Rosalind Nashashibi is an Artist

Rosalind is in Group 2

Rosalind Nashashibi (1973, Croydon, England) uses her 16mm camera as a catalyst, an accelerator of the real. She aims to understand situations in which groups access a codified other 'real' dimension. This can be achieved in front of her camera during collective rituals that solidify the social routine of small closed groups, for instance the Mexican community of a Midwestern town (Midwest, 2002), a Palestinian family during Ramadan (Hreash House, 2004) or the students in a Glasgow library (University Library, 2004). In Midwest she has portrayed scenes from an American community in its fragmented social groups. Slow and blissful shots explore the wide-open space of the urban neighbourhood as the symbolic framework that both defines its human inhabitants and is defined by them.
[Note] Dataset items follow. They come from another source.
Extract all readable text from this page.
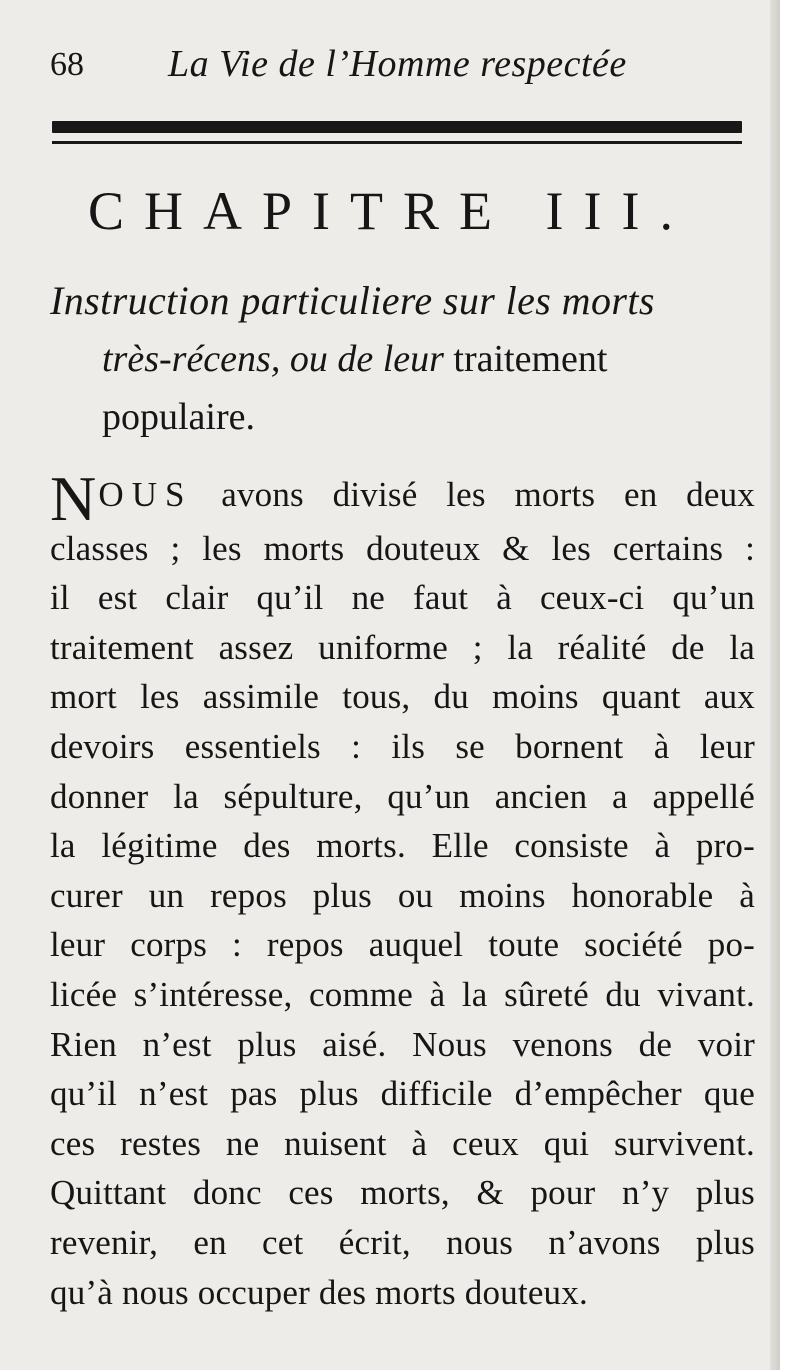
68 La Vie de l’Homme respectée
CHAPITRE III.
Instruction particuliere sur les morts
très-récens, ou de leur traitement
populaire.
NOUS avons divisé les morts en deux
classes ; les morts douteux & les certains :
il est clair qu’il ne faut à ceux-ci qu’un
traitement assez uniforme ; la réalité de la
mort les assimile tous, du moins quant aux
devoirs essentiels : ils se bornent à leur
donner la sépulture, qu’un ancien a appellé
la légitime des morts. Elle consiste à pro-
curer un repos plus ou moins honorable à
leur corps : repos auquel toute société po-
licée s’intéresse, comme à la sûreté du vivant.
Rien n’est plus aisé. Nous venons de voir
qu’il n’est pas plus difficile d’empêcher que
ces restes ne nuisent à ceux qui survivent.
Quittant donc ces morts, & pour n’y plus
revenir, en cet écrit, nous n’avons plus
qu’à nous occuper des morts douteux.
In more recent work, the transition between everyday reality and the realm of the possible is scrutinized through the exploration of objects that can act as a go-between. Park Ambassador (2004) depicts a totemic object in a Glasgow park and in her last project (Eyeballing, 2005), she filmed a series of faces found in architectural façades or in objects in her apartment juxtaposed with shots of policeman in uniform loitering around their precinct. Obstinately, she gives the urban landscape an identity, a 'face', not only one which can gaze out but one which can also look back.